Hearing her tell of her task (we were “together” on speakerphone) was what it must have been like if you could have been an open ear at the excavation of St. Paul’s Cathedral in Rome. The attic had an attic; each closet had a closet. Every step further into each space unearthed another layer of the family’s history. Here a deed to the original schoolhouse, there the wedding certificate for her great great grandparents. Was her Dad a good student? Well, he had a pretty solid 3rd grade judging by his report card.

And the pictures! Oh my, yes, there were pictures. Beth and her sisters fell straight down the Schaeffer family tree. Who knew how much they looked like their Mom when they were all younger women? I got to see pictures of the stunning beauty I fell in love with some 35 years ago, a literal restoration of the portrait in my mind’s eye of our days of courtship. Treasures unearthed in the attic.
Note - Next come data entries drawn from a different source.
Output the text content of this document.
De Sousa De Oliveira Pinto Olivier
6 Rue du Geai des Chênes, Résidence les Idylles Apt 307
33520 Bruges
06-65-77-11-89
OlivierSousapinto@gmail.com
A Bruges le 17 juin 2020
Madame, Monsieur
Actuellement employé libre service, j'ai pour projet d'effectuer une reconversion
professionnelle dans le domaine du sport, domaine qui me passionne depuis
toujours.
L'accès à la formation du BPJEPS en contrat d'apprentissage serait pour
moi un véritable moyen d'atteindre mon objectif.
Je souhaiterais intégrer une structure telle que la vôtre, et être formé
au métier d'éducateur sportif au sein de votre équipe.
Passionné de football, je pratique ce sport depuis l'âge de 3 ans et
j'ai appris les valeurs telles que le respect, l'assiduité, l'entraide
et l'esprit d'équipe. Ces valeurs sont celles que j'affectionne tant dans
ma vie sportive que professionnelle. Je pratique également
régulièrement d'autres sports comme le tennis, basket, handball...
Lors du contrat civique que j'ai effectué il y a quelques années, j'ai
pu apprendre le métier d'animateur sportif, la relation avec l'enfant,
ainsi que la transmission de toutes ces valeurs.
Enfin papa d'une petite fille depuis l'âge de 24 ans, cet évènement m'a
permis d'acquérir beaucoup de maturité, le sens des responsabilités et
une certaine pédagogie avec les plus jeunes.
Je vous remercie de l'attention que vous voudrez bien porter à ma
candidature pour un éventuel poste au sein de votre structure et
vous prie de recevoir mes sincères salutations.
Stories, journals, histories, legends…they all came out of the attic’s attic and emerged from the closet’s closets. Beth’s “legs” fairly buckled under the responsibility of curation. What to keep? What should go? They are the last of their line, these Hurst sisters. Whatever was consigned to go would be forever gone. There are no more attics; there will be nothing to curate. She felt the presence of not only her parents but of their parents, and theirs, and theirs as well.

Is this nothing more than a melancholy musing on memory and loss? Maybe. There was a lesson in there, though, one that Mrs. bingo and I stumbled upon as we “walked” through those archives together. It didn’t have to happen like that. As it turns out each attic corner, each tiny closet contained notes and stories that lead, like so many tiny treasure maps, to the next discovery. Why had my in-laws not taken us all in hand and walked us together along those pathways? For sure there were stories that should have been buried elsewhere, art not meant to be seen by generations hence (note to self: remember this lesson when it is time), but still, we thought of the joy we could have shared had we just known these treasures were there to share. That’s the lesson my friends, one that Beth would agree afterward was worth the lonely emotional lifting she did as she curated a life remembered, archived like so many art treasures in the attics and closets filled over generations and hidden from view.

Someone may be alive today who’s been filling those attics. Find them. There is joy in the attic. Like so much that is joyful, to share your discoveries with those who created them is just too wonderful to let it pass now that you know that you don’t have to. Ask your parents or grandparents to take a walk with you in the attic. Together.